To a limited extent, I can identify with Dr. Farmer. I’ve been observing and writing about the interaction of government, the corporate cultures, and the transformation of medicine in the U.S. capitalistic and managerial U.S. culture. We have little TB here, no malaria, and AIDS is under control. Yes, we have political, social, and economic conflicts. Yes, critics say our system is “broken,” an overstatement in my opinion, considering the level of sickness in the rest of the world.
Doctor Paul Farmer is a polymath - an infectious disease specialist, Harvard professor of medicine, medical anthropologist, and world traveler. He treats the poor, the starving, and the sick in the third world – in Haiti, Peru, Russia, Mexico, and elsewhere – wherever he finds them and wherever he is asked to help.
Paul has zero sympathy for American doctors who complain about income, managed care hassles, and government intrusions upon their autonomy. He has other fish to fry. His philosophy is: get off your duff, and go out and treat the people who need you. Rise above politics. Do what you have to do to help the sick, and damn your personal economic consequences.
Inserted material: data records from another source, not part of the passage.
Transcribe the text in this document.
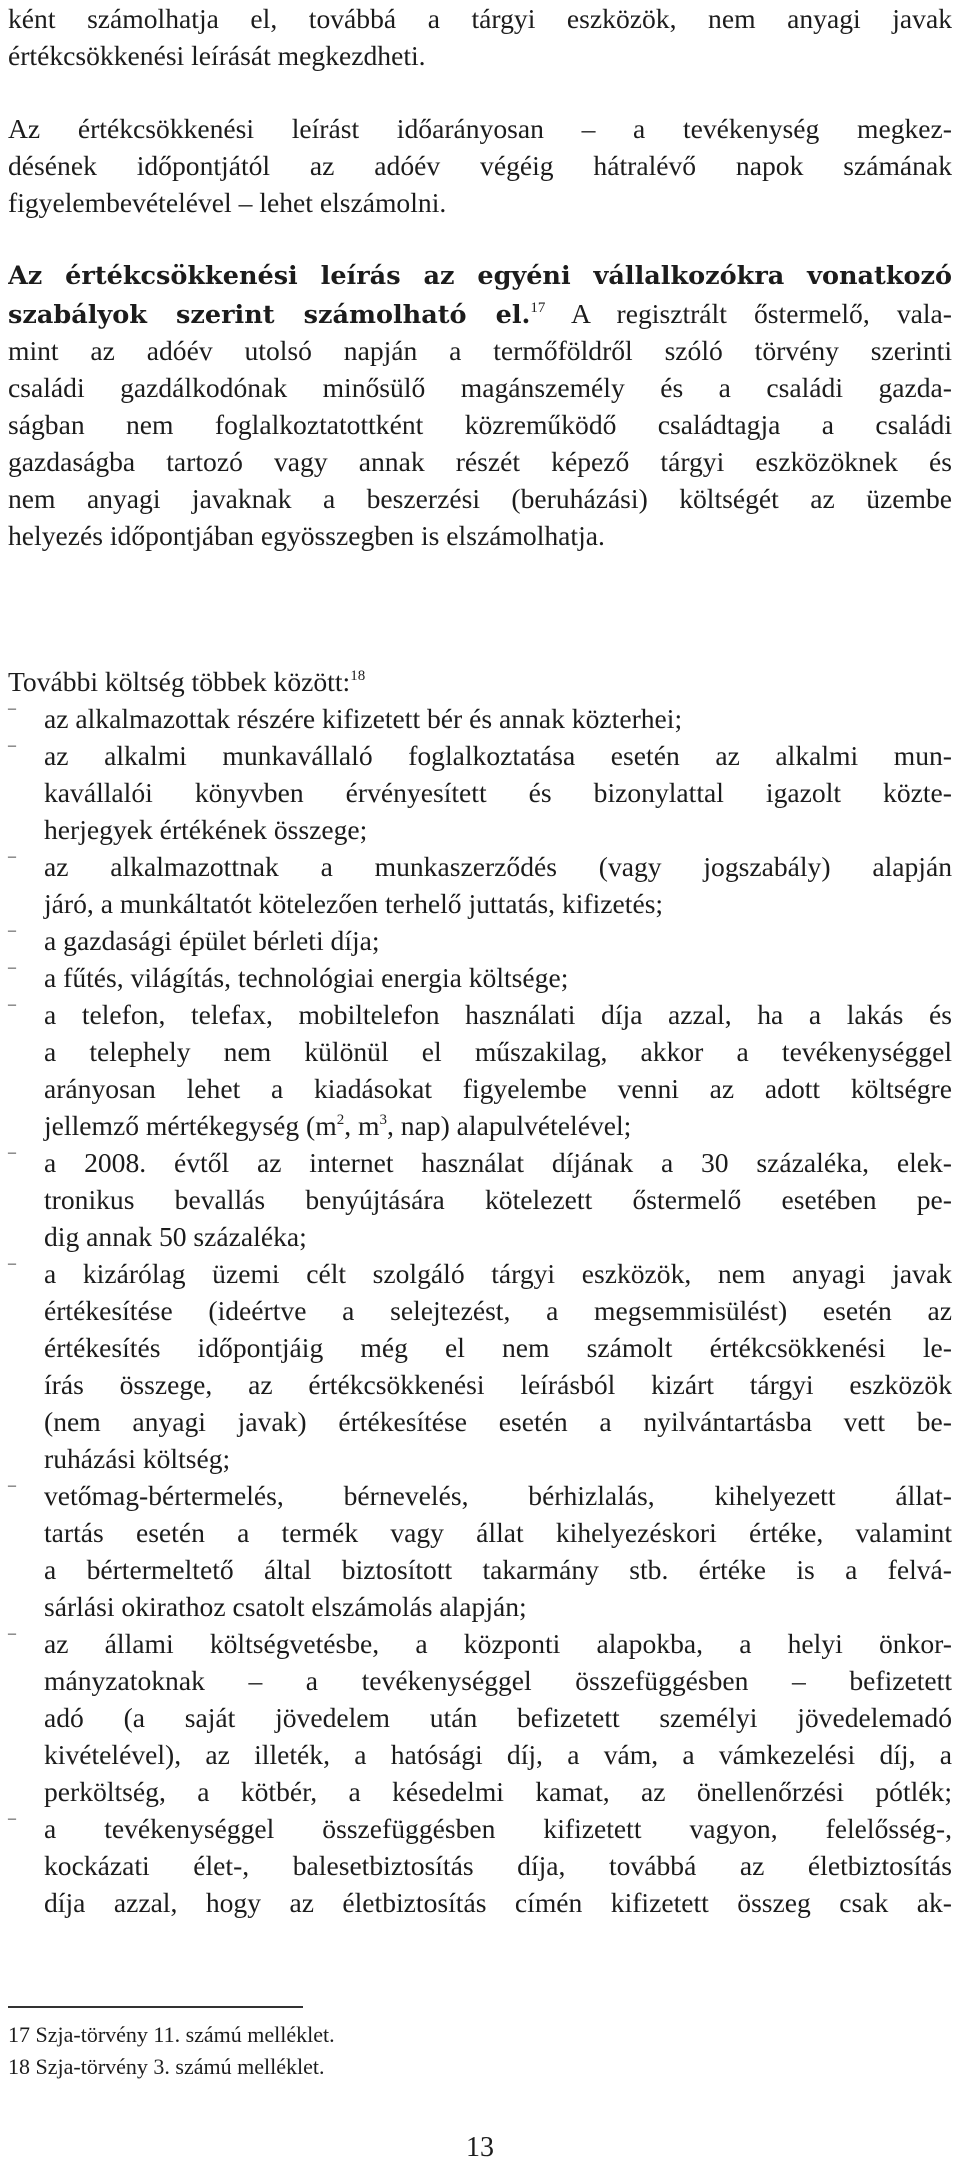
ként számolhatja el, továbbá a tárgyi eszközök, nem anyagi javak
értékcsökkenési leírását megkezdheti.
Az értékcsökkenési leírást időarányosan – a tevékenység megkez-
désének időpontjától az adóév végéig hátralévő napok számának
figyelembevételével – lehet elszámolni.
Az értékcsökkenési leírás az egyéni vállalkozókra vonatkozó
szabályok szerint számolható el.$^{17}$ A regisztrált őstermelő, vala-
mint az adóév utolsó napján a termőföldről szóló törvény szerinti
családi gazdálkodónak minősülő magánszemély és a családi gazda-
ságban nem foglalkoztatottként közreműködő családtagja a családi
gazdaságba tartozó vagy annak részét képező tárgyi eszközöknek és
nem anyagi javaknak a beszerzési (beruházási) költségét az üzembe
helyezés időpontjában egyösszegben is elszámolhatja.
További költség többek között:$^{18}$
–	az alkalmazottak részére kifizetett bér és annak közterhei;
–	az alkalmi munkavállaló foglalkoztatása esetén az alkalmi mun-
kavállalói könyvben érvényesített és bizonylattal igazolt közte-
herjegyek értékének összege;
–	az alkalmazottnak a munkaszerződés (vagy jogszabály) alapján
járó, a munkáltatót kötelezően terhelő juttatás, kifizetés;
–	a gazdasági épület bérleti díja;
–	a fűtés, világítás, technológiai energia költsége;
–	a telefon, telefax, mobiltelefon használati díja azzal, ha a lakás és
a telephely nem különül el műszakilag, akkor a tevékenységgel
arányosan lehet a kiadásokat figyelembe venni az adott költségre
jellemző mértékegység ($m^2$, $m^3$, nap) alapulvételével;
–	a 2008. évtől az internet használat díjának a 30 százaléka, elek-
tronikus bevallás benyújtására kötelezett őstermelő esetében pe-
dig annak 50 százaléka;
–	a kizárólag üzemi célt szolgáló tárgyi eszközök, nem anyagi javak
értékesítése (ideértve a selejtezést, a megsemmisülést) esetén az
értékesítés időpontjáig még el nem számolt értékcsökkenési le-
írás összege, az értékcsökkenési leírásból kizárt tárgyi eszközök
(nem anyagi javak) értékesítése esetén a nyilvántartásba vett be-
ruházási költség;
–	vetőmag-bértermelés, bérnevelés, bérhizlalás, kihelyezett állat-
tartás esetén a termék vagy állat kihelyezéskori értéke, valamint
a bértermeltető által biztosított takarmány stb. értéke is a felvá-
sárlási okirathoz csatolt elszámolás alapján;
–	az állami költségvetésbe, a központi alapokba, a helyi önkor-
mányzatoknak – a tevékenységgel összefüggésben – befizetett
adó (a saját jövedelem után befizetett személyi jövedelemadó
kivételével), az illeték, a hatósági díj, a vám, a vámkezelési díj, a
perköltség, a kötbér, a késedelmi kamat, az önellenőrzési pótlék;
–	a tevékenységgel összefüggésben kifizetett vagyon, felelősség-,
kockázati élet-, balesetbiztosítás díja, továbbá az életbiztosítás
díja azzal, hogy az életbiztosítás címén kifizetett összeg csak ak-
17 Szja-törvény 11. számú melléklet.
18 Szja-törvény 3. számú melléklet.
13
The Farmer story is remarkable. He was raised in the America South in a nomadic family who lived on a bus, a boat, and in trailers. Farmer, who has a photographic memory and who reads voraciously and omnivorously, early on developed an affinity and compassion for Haitian workers the U.S. The title of this book, Mountains beyond Mountains, is a Haitian expression denoting there is always another mountain to climb in Haiti.
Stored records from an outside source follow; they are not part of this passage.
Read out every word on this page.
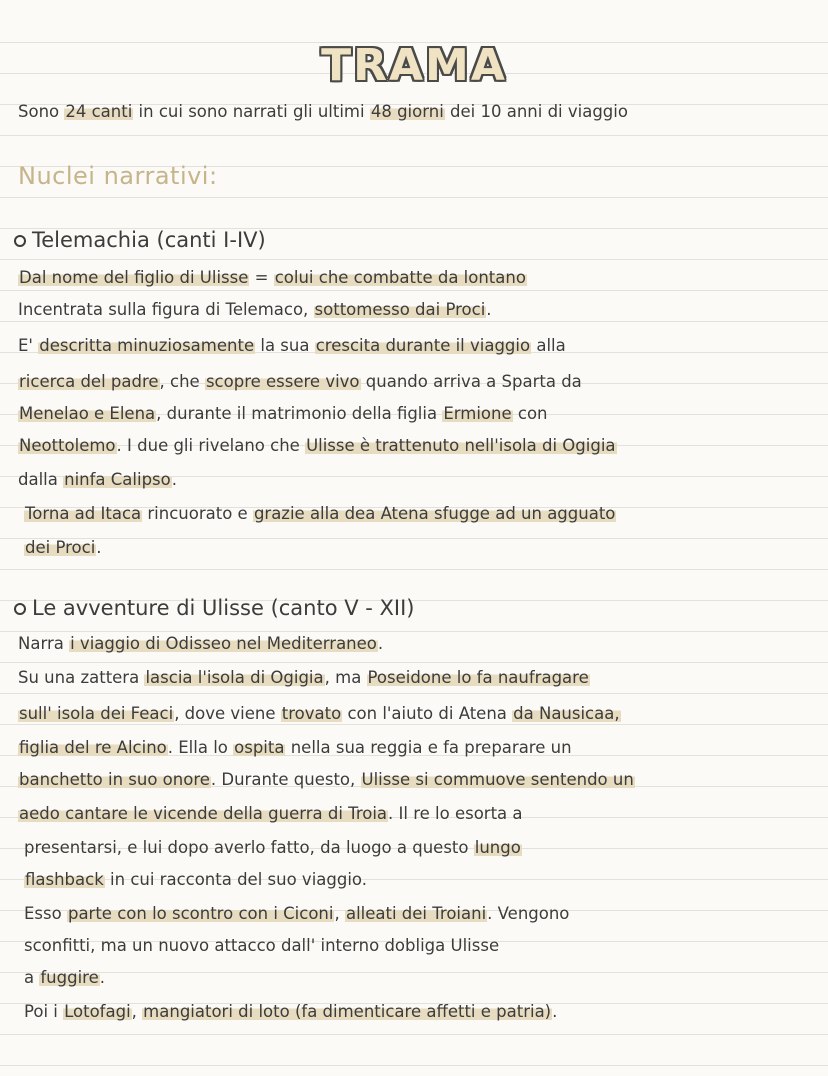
TRAMA
Sono 24 canti in cui sono narrati gli ultimi 48 giorni dei 10 anni di viaggio
Nuclei narrativi:
Telemachia (canti I-IV)
Dal nome del figlio di Ulisse = colui che combatte da lontano
Incentrata sulla figura di Telemaco, sottomesso dai Proci.
E' descritta minuziosamente la sua crescita durante il viaggio alla
ricerca del padre, che scopre essere vivo quando arriva a Sparta da
Menelao e Elena, durante il matrimonio della figlia Ermione con
Neottolemo. I due gli rivelano che Ulisse è trattenuto nell'isola di Ogigia
dalla ninfa Calipso.
Torna ad Itaca rincuorato e grazie alla dea Atena sfugge ad un agguato
dei Proci.
Le avventure di Ulisse (canto V - XII)
Narra i viaggio di Odisseo nel Mediterraneo.
Su una zattera lascia l'isola di Ogigia, ma Poseidone lo fa naufragare
sull' isola dei Feaci, dove viene trovato con l'aiuto di Atena da Nausicaa,
figlia del re Alcino. Ella lo ospita nella sua reggia e fa preparare un
banchetto in suo onore. Durante questo, Ulisse si commuove sentendo un
aedo cantare le vicende della guerra di Troia. Il re lo esorta a
presentarsi, e lui dopo averlo fatto, da luogo a questo lungo
flashback in cui racconta del suo viaggio.
Esso parte con lo scontro con i Ciconi, alleati dei Troiani. Vengono
sconfitti, ma un nuovo attacco dall' interno dobliga Ulisse
a fuggire.
Poi i Lotofagi, mangiatori di loto (fa dimenticare affetti e patria).
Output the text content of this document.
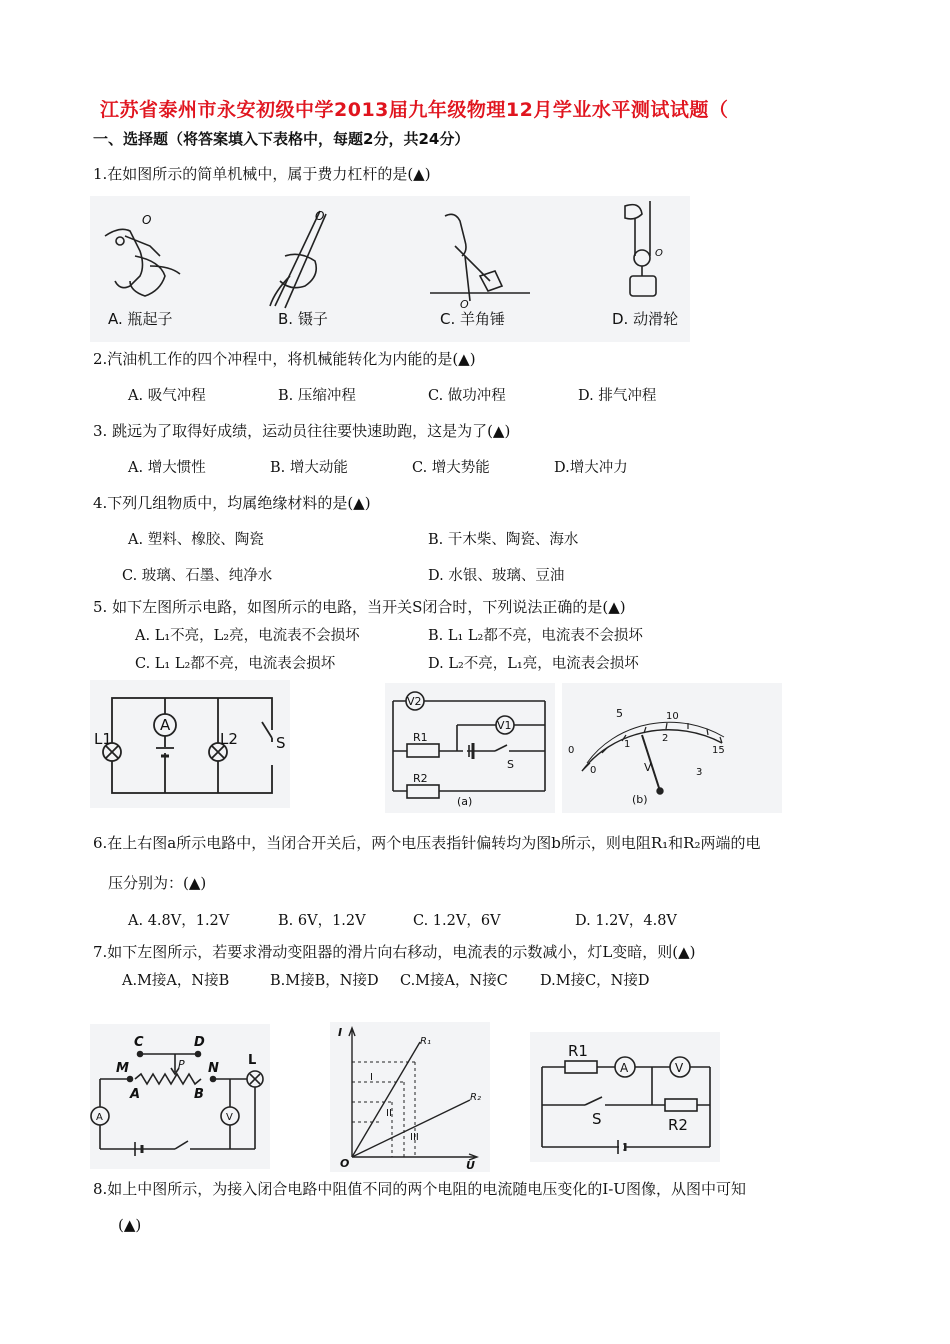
江苏省泰州市永安初级中学2013届九年级物理12月学业水平测试试题（
一、选择题（将答案填入下表格中，每题2分，共24分）
1.在如图所示的简单机械中，属于费力杠杆的是(▲)
O	O
O
O
A. 瓶起子	B. 镊子	C. 羊角锤	D. 动滑轮
2.汽油机工作的四个冲程中，将机械能转化为内能的是(▲)
A. 吸气冲程	B. 压缩冲程	C. 做功冲程	D. 排气冲程
3. 跳远为了取得好成绩，运动员往往要快速助跑，这是为了(▲)
A. 增大惯性	B. 增大动能	C. 增大势能	D.增大冲力
4.下列几组物质中，均属绝缘材料的是(▲)
A. 塑料、橡胶、陶瓷	B. 干木柴、陶瓷、海水
C. 玻璃、石墨、纯净水	D. 水银、玻璃、豆油
5. 如下左图所示电路，如图所示的电路，当开关S闭合时，下列说法正确的是(▲)
A. L₁不亮，L₂亮，电流表不会损坏	B. L₁ L₂都不亮，电流表不会损坏
C. L₁ L₂都不亮，电流表会损坏	D. L₂不亮，L₁亮，电流表会损坏
L1
A
L2	S
V2
V1
R1
S
R2
(a)
0
5	10
15
0
1
2
3
V
(b)
6.在上右图a所示电路中，当闭合开关后，两个电压表指针偏转均为图b所示，则电阻R₁和R₂两端的电
压分别为：(▲)
A. 4.8V，1.2V	B. 6V，1.2V	C. 1.2V，6V	D. 1.2V，4.8V
7.如下左图所示，若要求滑动变阻器的滑片向右移动，电流表的示数减小，灯L变暗，则(▲)
A.M接A，N接B	B.M接B，N接D C.M接A，N接C D.M接C，N接D
C	D
M	N
P
A	B
L
A	V
I
U
O
R₁
R₂
I
II
III
R1
A	V
S	R2
8.如上中图所示，为接入闭合电路中阻值不同的两个电阻的电流随电压变化的I-U图像，从图中可知
(▲)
Farmer received a full scholarship to Duke University, where he graduated sum cum laude, even though he spent much of his time in Haiti treating the poor. He continued this pattern of being a student and traveling to Haiti while at Harvard Medical School, where he received a dual MD and PhD in Medical anthropology.
While at Harvard, he helped found Partners in Health, an organization that build a medical complex high on the central plateau of Haiti. He and his followers changed the health system and did a systematic survey of its needs. They studied its interworking and culture, visited and traded the poor, built a hospital, and took all comers. Farmer and his crew had no electricity or running water or other modern conveniences and depend mostly to infusion of cash form benefactors who fell under Farmer’s spell.
As a believer in the American health and political system, I found the book unsettling a t times. Famer deplores and criticizes Americans for their neglect of the poor, consorts with left wing sympathizers like George Soros, and openly admires and praises the work of Communist Cuba who government has provided universal health care, educated thousands of doctors, and effectively eliminated starvation.
Farmer himself is non-ideological. He does not believe in “ologies,”or political movements. Instead he works with whoever supports his cause, whether they are Cuban politicians, Soviet prison managers, Peruvian health officials, and Bill Gates, George Soros, or Boston philanthropists – anybody who will advance his cause to save the poor.
Farmer is tireless – a jet setter shuttling back and further between Boston, Haiti, Misgovern, Lima, or anywhere the World Health Organization is meeting. He can be profane and does not profess to be a saint. He is courageous- exposing himself to drug resistant TB, AIDS, and other infectious diseases, socializing with dictators, wading into crowds of soldiers who are shooting Haitians, all the while studying medical textbooks, conducting clinical trials, and challenging the Boston medical establishment to leave him alone to do his world.
This book will appeal to two audiences: 1) idealistic medical students and young doctor who want to make difference; 2) physicians who toil at the intersection of politics, social systems, and medicine and who wonder if they are making a difference.